Ce qui n’empêche pas un tel personnage‑narrateur d'exister très fortement pour nous à travers sa vision subjective, de nous apparaître plus complet que bien d'autres personnages, minutieusement décrits de l'extérieur. En effet nous inférons automatiquement nom et visage, comme d'innombrables autres éléments du contexte. Nous nous référons implicitement à une vision complémentaire, qui serait en quelque sorte perpendiculaire à celle du narrateur et nous permettrait de corriger et de compléter celle‑ci. Nous étayons le monde possible de la diégèse, nécessairement incomplet ou incomplètement représenté, sur le monde « réel », pour le compléter implicitement — mécanisme bien connu, qui est indispensable au fonctionnement de toute fiction, voire de toute représentation.
Mais voici que soudain, au moment où « Circé » nous offre enfin un contre‑champ du personnage, nous le découvrons « Nameless » et « featureless » ! C'est à dire qu'il se trouve brusquement renvoyé à son statut d'artefact littéraire, ne jouissant d'aucune existence en dehors des mots qui l'ont engendré et qui ne contiennent, en effet, aucune mention de nom ou de visage. Nous sommes forcés d'admettre que le visage et le nom que nous avions tout naturellement inférés n'ont pas davantage de justification que la progéniture hypothétique de Lady Macbeth dans l’exemple proverbial.
La vision subjective d’un personnage halluciné, qui serait Bloom en l’occurrence, ne saurait être en cause en ce point précis. Pour lui, dans l’univers fictif, le pilier de bar possède nom et visage. C’est sur le plan du discours narratif, qu’ils sont manquants, sur un plan auquel nous seuls, lecteurs, avons accès. La technique hallucinatoire se manifeste ici comme une intrusion de notre propre expérience de lecture à l’intérieur de la diégèse. Elle prend la forme d’une transgression des limites sur lesquelles repose la représentation narrative, d’une métalepse particulièrement radicale en ce qu’elle remet en cause aussi bien la diégèse que la perspective sur cette diégèse et notre propre position de lecteur / spectateur confortablement installé en dehors de la fiction, en rabattant brutalement le tout sur le plan du signifiant.

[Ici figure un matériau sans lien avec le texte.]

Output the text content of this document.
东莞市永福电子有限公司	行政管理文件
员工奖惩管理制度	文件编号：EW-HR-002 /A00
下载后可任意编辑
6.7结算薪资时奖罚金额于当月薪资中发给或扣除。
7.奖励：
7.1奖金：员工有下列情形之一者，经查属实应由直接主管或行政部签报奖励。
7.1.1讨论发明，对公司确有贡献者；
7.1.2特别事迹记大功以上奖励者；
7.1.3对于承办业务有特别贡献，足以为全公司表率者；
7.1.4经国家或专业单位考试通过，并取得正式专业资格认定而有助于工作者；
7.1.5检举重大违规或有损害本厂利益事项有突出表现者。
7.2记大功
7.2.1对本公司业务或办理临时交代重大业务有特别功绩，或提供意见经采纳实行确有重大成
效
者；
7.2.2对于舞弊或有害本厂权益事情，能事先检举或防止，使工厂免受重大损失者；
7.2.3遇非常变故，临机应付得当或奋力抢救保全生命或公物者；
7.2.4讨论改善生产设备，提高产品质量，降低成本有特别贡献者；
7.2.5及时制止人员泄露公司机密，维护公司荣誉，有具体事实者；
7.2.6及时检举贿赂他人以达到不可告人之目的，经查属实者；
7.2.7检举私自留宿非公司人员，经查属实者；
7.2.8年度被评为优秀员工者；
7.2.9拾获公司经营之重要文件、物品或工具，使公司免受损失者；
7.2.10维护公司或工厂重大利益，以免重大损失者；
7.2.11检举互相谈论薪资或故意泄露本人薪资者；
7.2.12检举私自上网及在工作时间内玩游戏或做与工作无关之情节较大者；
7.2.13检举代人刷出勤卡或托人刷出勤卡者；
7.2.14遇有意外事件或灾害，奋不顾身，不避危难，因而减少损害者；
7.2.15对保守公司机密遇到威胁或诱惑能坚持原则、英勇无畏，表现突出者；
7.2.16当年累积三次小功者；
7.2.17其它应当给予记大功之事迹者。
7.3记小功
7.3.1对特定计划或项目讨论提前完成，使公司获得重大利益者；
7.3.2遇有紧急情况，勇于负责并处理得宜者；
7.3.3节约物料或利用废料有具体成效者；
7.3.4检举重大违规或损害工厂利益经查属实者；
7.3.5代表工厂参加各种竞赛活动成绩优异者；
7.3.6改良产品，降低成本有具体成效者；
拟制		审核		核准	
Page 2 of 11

Après avoir décrit cette métalepse telle qu’elle se présente dans le texte définitif, que pouvons nous dire de sa genèse ? Si nous nous reportons au tout premier manuscrit dont nous disposons pour cet épisode, le Carnet de Buffalo V.A. 193, un document très fluide qui permet de suivre mieux que tout autre le jaillissement de l’invention joycienne, nous constatons qu’il n’est pas question de visage dépourvu de traits et que l’« Être sans Nom » est d’abord absent de la liste des membres du jury, mais qu’il semble apparaître au cours même de la rédaction du premier jet.4 En effet, les mots « and A Nameless One. » sont ajoutés, avec un signe d’insertion, en marge de l’énumération, mais cet ajout est sans doute le fait d’un repentir immédiat plutôt que d’une campagne de révision ultérieure, puisque, dès le paragraphe suivant, les mots « The Nameless One » sont présents dans le corps du texte principal.
Au cours de l’élaboration de ce passage, construit sur la réutilisation systématique d’éléments empruntés à l’épisode du « Cyclope », il est logique que se soit fait sentir l’absence d’un des personnages les plus importants de cet épisode, celui qui est à la fois le plus voyant et le plus discret, le narrateur. Or celui‑ci n’avait pas, du fait même de ces fonctions narrative, de nom explicité dans le récit. Pour résoudre ce qui aurait pu apparaître comme un simple problème de référence, il aurait été bien sûr possible de revenir sur l’épisode déjà écrit et d’y glisser un nom, par exemple, dans une des répliques adressées au narrateur par ses interlocuteurs. Mais le Carnet V.A.19 est précisément le théâtre d’un tournant capital dans l’écriture d’Ulysse : après avoir poussé le réalisme jusqu’à de nouvelles limites en mettant en œuvre les différentes techniques du « monologue intérieur », puis avoir soumis les structures romanesques à une injection massive de clichés culturels sous forme de parodies étendues et de correspondances ponctuelles, Joyce va procéder à une troisième révolution en repliant le texte sur lui‑même et le faisant se nourrir de sa propre substance. Dans cette nouvelle perspective, le retour du narrateur anonyme devient l’occasion de franchir une étape supplémentaire. Cette absence d’appellation va faire office de nom en vertu d’un principe de répétition littérale qui fait concurrence au retour d’éléments diégétique.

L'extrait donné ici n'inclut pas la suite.